Huit millions de livres, dont des manuels scolaires, sont partis en fumée dans une attaque de drones russes contre la maison d’édition Ranok, à Kharkiv. Le 1er août, des drones russes ont frappé le centre logistique et le centre de distribution de l’entreprise, installée dans la deuxième ville d’Ukraine, à une quarantaine de kilomètres de la frontière russe. Le directeur de la maison d’édition a dénoncé « une attaque contre l’éducation et la culture ukrainienne », ajoutant: « Hitler en serait jaloux. » Il a décrit cette destruction comme « la plus grande perte pour l’infrastructure du livre en Ukraine depuis le début de la guerre à grande échelle ».
La perte est d’autant plus lourde que la rentrée scolaire doit avoir lieu dans un mois. Des millions de manuels destinés aux élèves ukrainiens ont été réduits en cendres à quelques semaines de la reprise des cours. Kharkiv avait déjà été touchée la veille par une frappe de drone russe. Cette attaque illustre les dommages infligés au secteur culturel et éducatif du pays, mis à rude épreuve depuis le début de la guerre à grande échelle.
Cette destruction survient alors que les frappes croisées entre les deux camps ont fait au moins quatorze morts civils lundi 3 août, 1 621e jour de la guerre.

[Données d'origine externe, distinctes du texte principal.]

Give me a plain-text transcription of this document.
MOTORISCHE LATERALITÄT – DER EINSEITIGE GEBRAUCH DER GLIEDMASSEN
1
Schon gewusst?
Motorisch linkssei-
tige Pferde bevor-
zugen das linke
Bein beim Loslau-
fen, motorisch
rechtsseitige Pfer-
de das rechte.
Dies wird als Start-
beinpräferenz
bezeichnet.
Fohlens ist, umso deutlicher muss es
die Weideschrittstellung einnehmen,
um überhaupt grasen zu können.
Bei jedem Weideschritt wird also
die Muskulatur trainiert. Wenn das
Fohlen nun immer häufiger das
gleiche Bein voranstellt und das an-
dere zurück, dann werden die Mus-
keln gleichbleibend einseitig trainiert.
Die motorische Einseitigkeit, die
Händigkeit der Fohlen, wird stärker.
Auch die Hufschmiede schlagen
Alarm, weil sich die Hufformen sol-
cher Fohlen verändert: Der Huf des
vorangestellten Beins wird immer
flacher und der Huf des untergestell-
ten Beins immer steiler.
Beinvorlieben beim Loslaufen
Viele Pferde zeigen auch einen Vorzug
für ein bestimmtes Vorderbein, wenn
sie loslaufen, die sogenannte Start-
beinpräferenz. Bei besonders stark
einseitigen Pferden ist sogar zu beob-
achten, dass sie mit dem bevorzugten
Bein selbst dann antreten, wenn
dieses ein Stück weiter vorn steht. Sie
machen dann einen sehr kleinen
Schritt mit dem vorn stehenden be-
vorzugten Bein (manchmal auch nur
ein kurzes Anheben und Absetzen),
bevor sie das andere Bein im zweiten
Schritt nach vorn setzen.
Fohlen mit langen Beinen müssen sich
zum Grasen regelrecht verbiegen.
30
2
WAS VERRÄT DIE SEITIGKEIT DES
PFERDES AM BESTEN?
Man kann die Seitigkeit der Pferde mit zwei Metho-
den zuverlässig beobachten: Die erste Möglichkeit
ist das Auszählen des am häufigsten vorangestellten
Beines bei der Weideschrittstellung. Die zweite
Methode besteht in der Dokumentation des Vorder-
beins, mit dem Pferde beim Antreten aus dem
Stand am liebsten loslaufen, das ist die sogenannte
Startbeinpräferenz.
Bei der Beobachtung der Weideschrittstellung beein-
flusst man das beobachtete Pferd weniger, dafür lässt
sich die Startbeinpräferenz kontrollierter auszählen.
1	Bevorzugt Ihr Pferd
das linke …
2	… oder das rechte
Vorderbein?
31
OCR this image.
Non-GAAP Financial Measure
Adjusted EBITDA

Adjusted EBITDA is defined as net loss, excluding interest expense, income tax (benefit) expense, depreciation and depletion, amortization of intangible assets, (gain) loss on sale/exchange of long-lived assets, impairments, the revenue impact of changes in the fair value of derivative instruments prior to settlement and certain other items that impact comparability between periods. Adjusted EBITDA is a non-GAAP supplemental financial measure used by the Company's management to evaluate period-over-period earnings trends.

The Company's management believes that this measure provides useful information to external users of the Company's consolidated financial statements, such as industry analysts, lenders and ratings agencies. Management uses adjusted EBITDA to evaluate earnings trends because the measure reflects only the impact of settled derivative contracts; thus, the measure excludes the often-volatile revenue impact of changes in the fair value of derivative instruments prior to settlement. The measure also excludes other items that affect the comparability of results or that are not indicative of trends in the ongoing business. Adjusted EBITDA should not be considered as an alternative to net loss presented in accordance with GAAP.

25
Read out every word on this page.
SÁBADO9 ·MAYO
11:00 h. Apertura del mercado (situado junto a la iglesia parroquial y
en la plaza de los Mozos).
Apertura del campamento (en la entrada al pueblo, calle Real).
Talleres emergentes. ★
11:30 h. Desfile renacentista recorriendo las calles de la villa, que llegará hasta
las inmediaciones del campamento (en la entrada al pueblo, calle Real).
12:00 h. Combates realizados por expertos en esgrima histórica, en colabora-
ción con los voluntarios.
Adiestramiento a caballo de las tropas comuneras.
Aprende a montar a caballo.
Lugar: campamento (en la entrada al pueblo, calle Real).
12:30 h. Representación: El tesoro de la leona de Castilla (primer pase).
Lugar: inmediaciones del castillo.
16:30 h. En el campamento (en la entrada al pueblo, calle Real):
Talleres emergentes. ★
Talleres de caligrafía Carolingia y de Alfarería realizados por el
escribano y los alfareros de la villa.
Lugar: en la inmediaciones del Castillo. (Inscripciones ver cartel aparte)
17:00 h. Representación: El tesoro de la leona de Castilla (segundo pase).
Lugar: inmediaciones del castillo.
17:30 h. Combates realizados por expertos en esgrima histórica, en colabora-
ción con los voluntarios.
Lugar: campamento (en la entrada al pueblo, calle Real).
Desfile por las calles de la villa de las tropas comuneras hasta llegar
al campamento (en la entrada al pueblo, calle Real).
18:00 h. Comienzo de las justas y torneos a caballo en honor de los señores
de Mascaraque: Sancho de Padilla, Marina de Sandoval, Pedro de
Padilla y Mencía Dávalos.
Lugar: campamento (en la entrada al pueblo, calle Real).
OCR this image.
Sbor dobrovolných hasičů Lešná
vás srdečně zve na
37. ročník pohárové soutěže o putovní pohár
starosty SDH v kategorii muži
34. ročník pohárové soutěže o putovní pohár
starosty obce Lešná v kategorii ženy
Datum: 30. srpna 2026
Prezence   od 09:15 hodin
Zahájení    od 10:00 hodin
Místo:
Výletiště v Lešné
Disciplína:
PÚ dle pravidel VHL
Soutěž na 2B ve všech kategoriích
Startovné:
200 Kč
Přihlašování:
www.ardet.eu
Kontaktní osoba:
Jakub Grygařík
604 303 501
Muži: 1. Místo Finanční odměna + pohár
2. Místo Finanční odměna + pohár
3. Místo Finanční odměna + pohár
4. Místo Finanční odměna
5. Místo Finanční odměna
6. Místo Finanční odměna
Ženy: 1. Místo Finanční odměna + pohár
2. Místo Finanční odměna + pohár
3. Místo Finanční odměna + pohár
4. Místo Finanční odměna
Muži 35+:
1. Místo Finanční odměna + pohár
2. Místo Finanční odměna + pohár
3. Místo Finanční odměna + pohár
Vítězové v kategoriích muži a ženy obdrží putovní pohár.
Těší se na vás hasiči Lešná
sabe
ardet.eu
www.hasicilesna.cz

Côté russe, onze personnes ont été tuées par des frappes ukrainiennes en Crimée annexée et dans la région méridionale de Krasnodar, deux zones touristiques du littoral de la mer Noire. Sept d’entre elles — dont trois enfants — ont perdu la vie à Arkhipo-Ossipovka, sur la côte de la mer Noire, après la chute d’un drone ukrainien, selon les autorités locales. Une quarantaine de personnes ont également été blessées.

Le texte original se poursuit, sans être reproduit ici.